Vollautomatische Bestandsaufnahme
Mit Hilfe der genannten Elemente wird das Potenzial der intelligenten Messgeräte ausgeschöpft und die Grundlage für Algorithmen geschaffen, welche die vorhandenen Geräte- und Prozessdaten verknüpfen und so – in Form digitaler Applikationen – einen Mehrwert für die Anwender generieren. Die Bestandsaufnahme funktioniert entweder per App oder vollautomatisch: Die Scanner-App erkennt das Typenschild und generiert daraus Gerätedaten direkt im Hub. Noch einfacher geht es mit dem Edge Device, welches die Informationen vollautomatisch ausliest. Ist die Bestandsaufnahme erfolgt, bietet der Endress+Hauser Hub Zugriff auf alle relevanten Daten der eingesetzten Messgeräte – direkt vom Schreibtisch aus. Mit der Anwendung Asset Health lässt sich zudem der Zustand der Geräte überwachen; künftig wird sogar vorausschauende Wartung möglich sein. Auch von mobilen Endgeräten können Anwender jederzeit auf die Daten im Hub zugreifen und tätig werden. Analytics erkennt kritische Messstellen, meldet veraltete Geräte und gibt Empfehlungen zur Optimierung der Messtechnik. Am komfortabelsten funktioniert die Übersicht über ein Dashboard, das das virtuelle Tor zum Hub bildet. Hier können alle gerätebezogenen Daten und Dokumente sicher verwahrt werden. Der Hub ist als offene Plattform konzipiert, sodass auch Daten von Fremdgeräten eingebunden und aufbereitet werden können. Um einen sicheren Rahmen zu gewährleisten, wurde die Endress+Hauser IIoT-Plattform von der unabhängigen Organisation EuroCloud mit vier Sternen für besonders schützenswerte Daten zertifiziert, wobei die Daten in europäischen Rechenzentren liegen. An der Messtechnik selbst sind keine Anpassungen nötig. Genutzt wird die vorhandene Gerätekommunikation über Hart, WirelessHart, Profibus oder GSM; zukünftig auch weitere Schnittstellen.
Smart Metrology
Weitere Applikationen auf Basis des IIoT-Ökosystems werden bald erscheinen.
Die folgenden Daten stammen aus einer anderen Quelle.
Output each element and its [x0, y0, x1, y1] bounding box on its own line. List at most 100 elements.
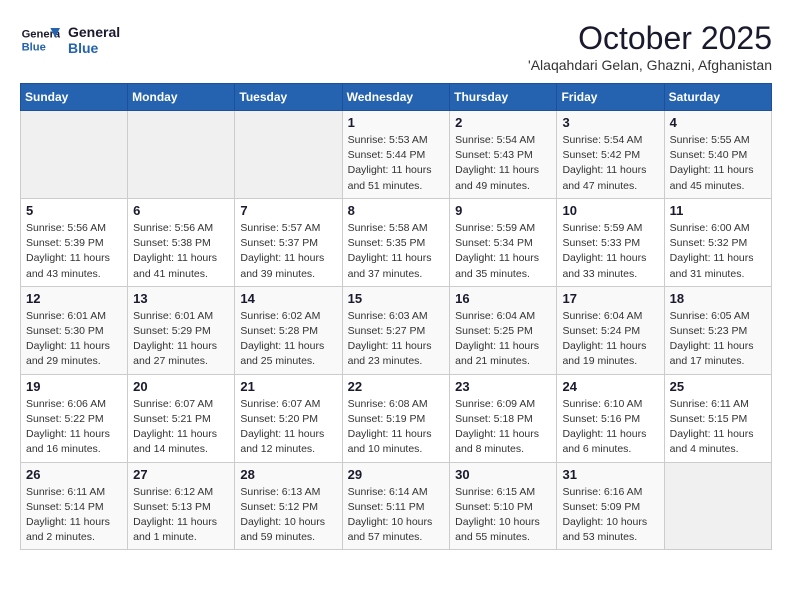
calendar-table: Sunday Monday Tuesday Wednesday Thursday…	[20, 83, 772, 550]
table-row: 24 Sunrise: 6:10 AM Sunset: 5:16 PM Dayli…	[557, 374, 664, 462]
table-row: 22 Sunrise: 6:08 AM Sunset: 5:19 PM Dayli…	[342, 374, 450, 462]
day-info: Sunrise: 6:06 AM Sunset: 5:22 PM Dayligh…	[26, 397, 122, 458]
day-number: 5	[26, 203, 122, 218]
day-number: 18	[670, 291, 766, 306]
calendar-week-row: 5 Sunrise: 5:56 AM Sunset: 5:39 PM Daylig…	[21, 198, 772, 286]
table-row: 16 Sunrise: 6:04 AM Sunset: 5:25 PM Dayli…	[450, 286, 557, 374]
header-wednesday: Wednesday	[342, 84, 450, 111]
header-tuesday: Tuesday	[235, 84, 342, 111]
day-number: 20	[133, 379, 229, 394]
header-saturday: Saturday	[664, 84, 771, 111]
day-info: Sunrise: 6:01 AM Sunset: 5:30 PM Dayligh…	[26, 309, 122, 370]
table-row: 5 Sunrise: 5:56 AM Sunset: 5:39 PM Daylig…	[21, 198, 128, 286]
table-row	[664, 462, 771, 550]
day-info: Sunrise: 5:59 AM Sunset: 5:34 PM Dayligh…	[455, 221, 551, 282]
day-info: Sunrise: 6:00 AM Sunset: 5:32 PM Dayligh…	[670, 221, 766, 282]
day-number: 2	[455, 115, 551, 130]
table-row: 25 Sunrise: 6:11 AM Sunset: 5:15 PM Dayli…	[664, 374, 771, 462]
day-number: 16	[455, 291, 551, 306]
table-row	[128, 111, 235, 199]
day-number: 15	[348, 291, 445, 306]
table-row	[235, 111, 342, 199]
table-row: 14Sunrise: 6:02 AM Sunset: 5:28 PM Dayli…	[235, 286, 342, 374]
day-info: Sunrise: 6:09 AM Sunset: 5:18 PM Dayligh…	[455, 397, 551, 458]
svg-text:Blue: Blue	[22, 41, 46, 53]
day-info: Sunrise: 5:55 AM Sunset: 5:40 PM Dayligh…	[670, 133, 766, 194]
day-info: Sunrise: 6:12 AM Sunset: 5:13 PM Dayligh…	[133, 485, 229, 546]
day-number: 11	[670, 203, 766, 218]
table-row: 31 Sunrise: 6:16 AM Sunset: 5:09 PM Dayli…	[557, 462, 664, 550]
day-info: Sunrise: 5:59 AM Sunset: 5:33 PM Dayligh…	[562, 221, 658, 282]
day-info: Sunrise: 6:16 AM Sunset: 5:09 PM Dayligh…	[562, 485, 658, 546]
header-sunday: Sunday	[21, 84, 128, 111]
day-number: 9	[455, 203, 551, 218]
title-block: October 2025 'Alaqahdari Gelan, Ghazni, …	[528, 20, 772, 73]
table-row: 23 Sunrise: 6:09 AM Sunset: 5:18 PM Dayli…	[450, 374, 557, 462]
table-row: 18 Sunrise: 6:05 AM Sunset: 5:23 PM Dayli…	[664, 286, 771, 374]
day-number: 21	[240, 379, 336, 394]
day-info: Sunrise: 6:04 AM Sunset: 5:25 PM Dayligh…	[455, 309, 551, 370]
table-row: 21Sunrise: 6:07 AM Sunset: 5:20 PM Dayli…	[235, 374, 342, 462]
table-row: 1Sunrise: 5:53 AM Sunset: 5:44 PM Daylig…	[342, 111, 450, 199]
table-row	[21, 111, 128, 199]
logo: General Blue General Blue	[20, 20, 120, 60]
day-info: Sunrise: 6:03 AM Sunset: 5:27 PM Dayligh…	[348, 309, 445, 370]
table-row: 3 Sunrise: 5:54 AM Sunset: 5:42 PM Daylig…	[557, 111, 664, 199]
day-info: Sunrise: 5:54 AM Sunset: 5:42 PM Dayligh…	[562, 133, 658, 194]
table-row: 13Sunrise: 6:01 AM Sunset: 5:29 PM Dayli…	[128, 286, 235, 374]
table-row: 4Sunrise: 5:55 AM Sunset: 5:40 PM Daylig…	[664, 111, 771, 199]
day-number: 31	[562, 467, 658, 482]
day-number: 7	[240, 203, 336, 218]
day-info: Sunrise: 6:07 AM Sunset: 5:21 PM Dayligh…	[133, 397, 229, 458]
day-number: 29	[348, 467, 445, 482]
day-info: Sunrise: 6:01 AM Sunset: 5:29 PM Dayligh…	[133, 309, 229, 370]
header-thursday: Thursday	[450, 84, 557, 111]
table-row: 29 Sunrise: 6:14 AM Sunset: 5:11 PM Dayli…	[342, 462, 450, 550]
table-row: 6Sunrise: 5:56 AM Sunset: 5:38 PM Daylig…	[128, 198, 235, 286]
day-info: Sunrise: 6:11 AM Sunset: 5:15 PM Dayligh…	[670, 397, 766, 458]
day-number: 26	[26, 467, 122, 482]
day-number: 25	[670, 379, 766, 394]
day-number: 22	[348, 379, 445, 394]
day-info: Sunrise: 6:15 AM Sunset: 5:10 PM Dayligh…	[455, 485, 551, 546]
calendar-week-row: 19Sunrise: 6:06 AM Sunset: 5:22 PM Dayli…	[21, 374, 772, 462]
table-row: 8 Sunrise: 5:58 AM Sunset: 5:35 PM Daylig…	[342, 198, 450, 286]
calendar-header-row: Sunday Monday Tuesday Wednesday Thursday…	[21, 84, 772, 111]
day-info: Sunrise: 5:58 AM Sunset: 5:35 PM Dayligh…	[348, 221, 445, 282]
calendar-week-row: 1Sunrise: 5:53 AM Sunset: 5:44 PM Daylig…	[21, 111, 772, 199]
table-row: 26 Sunrise: 6:11 AM Sunset: 5:14 PM Dayli…	[21, 462, 128, 550]
day-number: 12	[26, 291, 122, 306]
day-info: Sunrise: 6:11 AM Sunset: 5:14 PM Dayligh…	[26, 485, 122, 546]
day-info: Sunrise: 5:54 AM Sunset: 5:43 PM Dayligh…	[455, 133, 551, 194]
day-info: Sunrise: 6:05 AM Sunset: 5:23 PM Dayligh…	[670, 309, 766, 370]
logo-text-blue: Blue	[68, 40, 120, 56]
day-info: Sunrise: 6:08 AM Sunset: 5:19 PM Dayligh…	[348, 397, 445, 458]
day-number: 3	[562, 115, 658, 130]
header-friday: Friday	[557, 84, 664, 111]
day-number: 23	[455, 379, 551, 394]
table-row: 19Sunrise: 6:06 AM Sunset: 5:22 PM Dayli…	[21, 374, 128, 462]
table-row: 15 Sunrise: 6:03 AM Sunset: 5:27 PM Dayli…	[342, 286, 450, 374]
logo-icon: General Blue	[20, 20, 60, 60]
table-row: 10 Sunrise: 5:59 AM Sunset: 5:33 PM Dayli…	[557, 198, 664, 286]
table-row: 9 Sunrise: 5:59 AM Sunset: 5:34 PM Daylig…	[450, 198, 557, 286]
table-row: 28Sunrise: 6:13 AM Sunset: 5:12 PM Dayli…	[235, 462, 342, 550]
day-info: Sunrise: 5:56 AM Sunset: 5:39 PM Dayligh…	[26, 221, 122, 282]
table-row: 20 Sunrise: 6:07 AM Sunset: 5:21 PM Dayli…	[128, 374, 235, 462]
day-number: 10	[562, 203, 658, 218]
day-number: 27	[133, 467, 229, 482]
calendar-week-row: 12 Sunrise: 6:01 AM Sunset: 5:30 PM Dayli…	[21, 286, 772, 374]
day-number: 6	[133, 203, 229, 218]
day-info: Sunrise: 6:14 AM Sunset: 5:11 PM Dayligh…	[348, 485, 445, 546]
table-row: 17Sunrise: 6:04 AM Sunset: 5:24 PM Dayli…	[557, 286, 664, 374]
day-info: Sunrise: 5:57 AM Sunset: 5:37 PM Dayligh…	[240, 221, 336, 282]
day-number: 24	[562, 379, 658, 394]
day-number: 17	[562, 291, 658, 306]
day-info: Sunrise: 6:02 AM Sunset: 5:28 PM Dayligh…	[240, 309, 336, 370]
table-row: 11 Sunrise: 6:00 AM Sunset: 5:32 PM Dayli…	[664, 198, 771, 286]
day-number: 8	[348, 203, 445, 218]
logo-text-general: General	[68, 24, 120, 40]
table-row: 30Sunrise: 6:15 AM Sunset: 5:10 PM Dayli…	[450, 462, 557, 550]
day-info: Sunrise: 6:10 AM Sunset: 5:16 PM Dayligh…	[562, 397, 658, 458]
day-info: Sunrise: 5:53 AM Sunset: 5:44 PM Dayligh…	[348, 133, 445, 194]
Eine Anwendung für das Asset Health Monitoring wird den Zustand der installierten Basis überwachen und soll später eine vorausschauende Wartung ermöglichen. In dieselbe Richtung geht Smart Metrology: Mit dieser noch in der Konzeptphase befindlichen Applikation lassen sich künftig die Kalibrierintervalle von pH-Sensoren optimieren. Eine weitere Anwendung zum Thema Wasserqualität wird ein kostengünstiges Fernmonitoring von Wasserständen ermöglichen. „Die Wasserqualitäts-Anwendung werden wir als Komplettsystem mit GSM-Gateway und Smartphone-App im Online-Vertrieb anbieten, wahlweise auch mit Memosens-Sensor und Liquiline-Messumformer“, kündigt Steffen Ochsenreither an. Damit werde neben der Akzeptanz der digitalen Dienstleistung auch der in der Prozessindustrie noch wenig verbreitete Direktvertrieb getestet.